The Court of Appeal (McCombe, King and Nicola Davies LJJ) allowed the appeal: see [2018] EWCA Civ 2832. The Court of Appeal rejected the Hospital’s arguments, relying on Briody, that the costs of surrogacy by “donor eggs” were irrecoverable. In Briody, Hale LJ robustly rejected the claimant’s arguments that those expenses were recoverable at [25]:

“This proposal is not in any sense restorative of Ms Briody’s position before she was so grievously injured. It is seeking to make up for some of what she has lost by giving her something different. Neither the child nor the pregnancy would be hers. It is significant that Ms Briody and her first husband tried to make good their loss by adoption, but by then the supply of babies for adoption was beginning to dry up and they turned to fostering instead. These days, some childless couples with the resources to do so become parents by inter-country adoption. The expenses of travelling to the foreign country, staying there, dealing with the various intermediaries and formalities, can be very heavy. But, so far as I am aware, no one who has been wrongfully deprived of the possibility of having a child of their own has sought to claim these. I cannot think that any court would consider it reasonable to expect a defendant to pay them.”

McCombe LJ declined to follow that approach, at [94] he said:

“The distinction between “own egg” surrogacy and “donor egg” surrogacy, employing the partner’s sperm, would be entirely artificial. Having regard to the development of social attitudes, I feel able (with the very greatest respect to Hale LJ’s view of 17 years ago) not to follow the dicta in Briody on this point.”

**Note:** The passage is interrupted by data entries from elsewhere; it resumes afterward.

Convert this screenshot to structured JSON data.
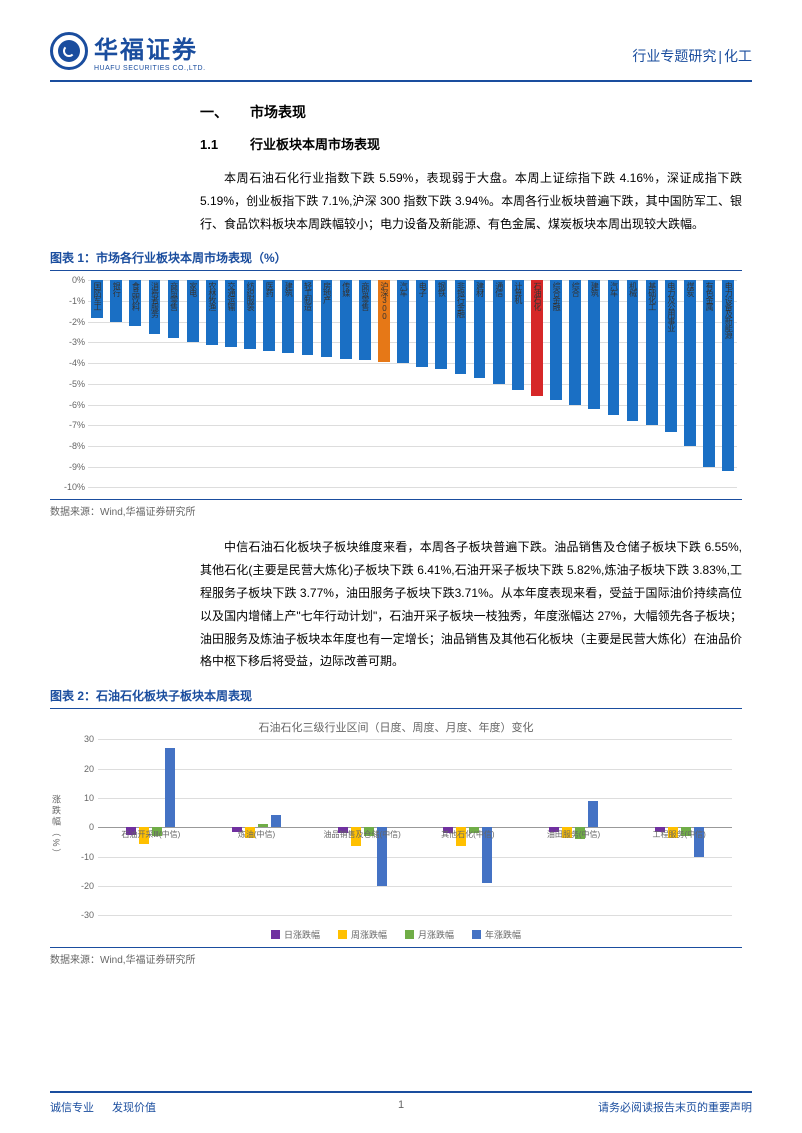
{
  "header": {
    "logo_cn": "华福证券",
    "logo_en": "HUAFU SECURITIES CO.,LTD.",
    "right_text_1": "行业专题研究",
    "right_text_2": "化工"
  },
  "section1": {
    "num": "一、",
    "title": "市场表现"
  },
  "section1_1": {
    "num": "1.1",
    "title": "行业板块本周市场表现"
  },
  "para1": "本周石油石化行业指数下跌 5.59%，表现弱于大盘。本周上证综指下跌 4.16%，深证成指下跌 5.19%，创业板指下跌 7.1%,沪深 300 指数下跌 3.94%。本周各行业板块普遍下跌，其中国防军工、银行、食品饮料板块本周跌幅较小；电力设备及新能源、有色金属、煤炭板块本周出现较大跌幅。",
  "fig1": {
    "title": "图表 1：市场各行业板块本周市场表现（%）",
    "source": "数据来源：Wind,华福证券研究所",
    "ymin": -10,
    "ymax": 0,
    "ystep": 1,
    "bar_color": "#1a6fc4",
    "highlight1_color": "#e67817",
    "highlight2_color": "#d62728",
    "highlight1_label": "沪深300",
    "highlight2_label": "石油石化",
    "items": [
      {
        "label": "国防军工",
        "v": -1.8
      },
      {
        "label": "银行",
        "v": -2.0
      },
      {
        "label": "食品饮料",
        "v": -2.2
      },
      {
        "label": "消费者服务",
        "v": -2.6
      },
      {
        "label": "商贸零售",
        "v": -2.8
      },
      {
        "label": "家电",
        "v": -3.0
      },
      {
        "label": "农林牧渔",
        "v": -3.1
      },
      {
        "label": "交通运输",
        "v": -3.2
      },
      {
        "label": "纺织服装",
        "v": -3.3
      },
      {
        "label": "医药",
        "v": -3.4
      },
      {
        "label": "建筑",
        "v": -3.5
      },
      {
        "label": "轻工制造",
        "v": -3.6
      },
      {
        "label": "房地产",
        "v": -3.7
      },
      {
        "label": "传媒",
        "v": -3.8
      },
      {
        "label": "商贸零售",
        "v": -3.85
      },
      {
        "label": "沪深300",
        "v": -3.94,
        "hl": 1
      },
      {
        "label": "汽车",
        "v": -4.0
      },
      {
        "label": "电子",
        "v": -4.2
      },
      {
        "label": "钢铁",
        "v": -4.3
      },
      {
        "label": "非银行金融",
        "v": -4.5
      },
      {
        "label": "建材",
        "v": -4.7
      },
      {
        "label": "通信",
        "v": -5.0
      },
      {
        "label": "计算机",
        "v": -5.3
      },
      {
        "label": "石油石化",
        "v": -5.59,
        "hl": 2
      },
      {
        "label": "综合金融",
        "v": -5.8
      },
      {
        "label": "综合",
        "v": -6.0
      },
      {
        "label": "建筑",
        "v": -6.2
      },
      {
        "label": "汽车",
        "v": -6.5
      },
      {
        "label": "机械",
        "v": -6.8
      },
      {
        "label": "基础化工",
        "v": -7.0
      },
      {
        "label": "电力及公用事业",
        "v": -7.3
      },
      {
        "label": "煤炭",
        "v": -8.0
      },
      {
        "label": "有色金属",
        "v": -9.0
      },
      {
        "label": "电力设备及新能源",
        "v": -9.2
      }
    ]
  },
  "para2": "中信石油石化板块子板块维度来看，本周各子板块普遍下跌。油品销售及仓储子板块下跌 6.55%,其他石化(主要是民营大炼化)子板块下跌 6.41%,石油开采子板块下跌 5.82%,炼油子板块下跌 3.83%,工程服务子板块下跌 3.77%，油田服务子板块下跌3.71%。从本年度表现来看，受益于国际油价持续高位以及国内增储上产\"七年行动计划\"，石油开采子板块一枝独秀，年度涨幅达 27%，大幅领先各子板块；油田服务及炼油子板块本年度也有一定增长；油品销售及其他石化板块（主要是民营大炼化）在油品价格中枢下移后将受益，边际改善可期。",
  "fig2": {
    "title": "图表 2：石油石化板块子板块本周表现",
    "chart_title": "石油石化三级行业区间（日度、周度、月度、年度）变化",
    "source": "数据来源：Wind,华福证券研究所",
    "ymin": -30,
    "ymax": 30,
    "ystep": 10,
    "y_axis_label": "涨跌幅（%）",
    "colors": {
      "day": "#7030a0",
      "week": "#ffc000",
      "month": "#70ad47",
      "year": "#4472c4"
    },
    "legend": [
      {
        "k": "day",
        "t": "日涨跌幅"
      },
      {
        "k": "week",
        "t": "周涨跌幅"
      },
      {
        "k": "month",
        "t": "月涨跌幅"
      },
      {
        "k": "year",
        "t": "年涨跌幅"
      }
    ],
    "groups": [
      {
        "label": "石油开采Ⅲ(中信)",
        "day": -2.5,
        "week": -5.82,
        "month": -3,
        "year": 27
      },
      {
        "label": "炼油(中信)",
        "day": -1.5,
        "week": -3.83,
        "month": 1,
        "year": 4
      },
      {
        "label": "油品销售及仓储(中信)",
        "day": -2,
        "week": -6.55,
        "month": -3,
        "year": -20
      },
      {
        "label": "其他石化(中信)",
        "day": -2,
        "week": -6.41,
        "month": -2,
        "year": -19
      },
      {
        "label": "油田服务(中信)",
        "day": -1.5,
        "week": -3.71,
        "month": -4,
        "year": 9
      },
      {
        "label": "工程服务(中信)",
        "day": -1.5,
        "week": -3.77,
        "month": -3,
        "year": -10
      }
    ]
  },
  "footer": {
    "left1": "诚信专业",
    "left2": "发现价值",
    "page": "1",
    "right": "请务必阅读报告末页的重要声明"
  }
}
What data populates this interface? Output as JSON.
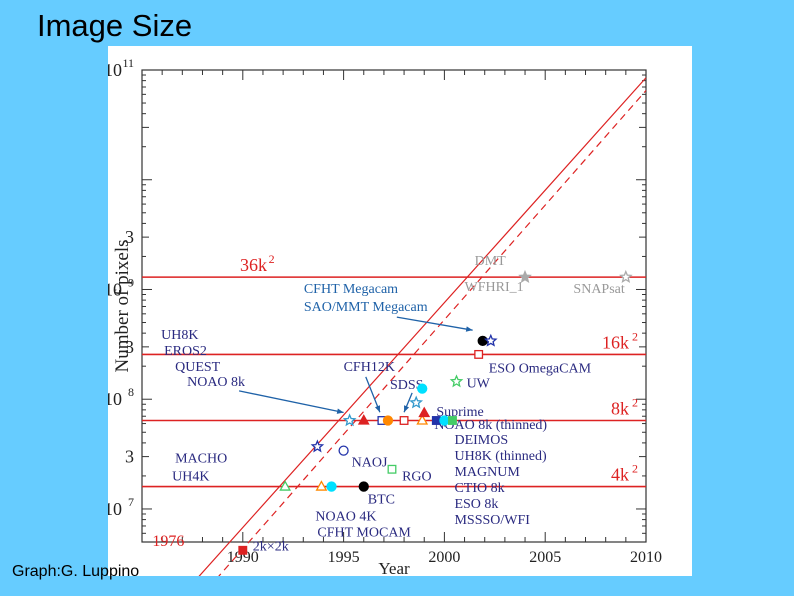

King LJ agreed with McCombe LJ on that point and noted at [101]:

“It is unnecessary to resort to statistics or research in order to appreciate the social changes in the years since Briody. These changes have led to the current acceptance of an infinite variety of forms of family life of *135 which single sex, single person and so called “blended families” are but examples. The creation of these families is often facilitated consequent upon the advances in fertility treatment including the acceptance of and increased use of donor eggs.”

The Hospital’s appeal is due to last two days and will be heard on 16 and 17 December 2019.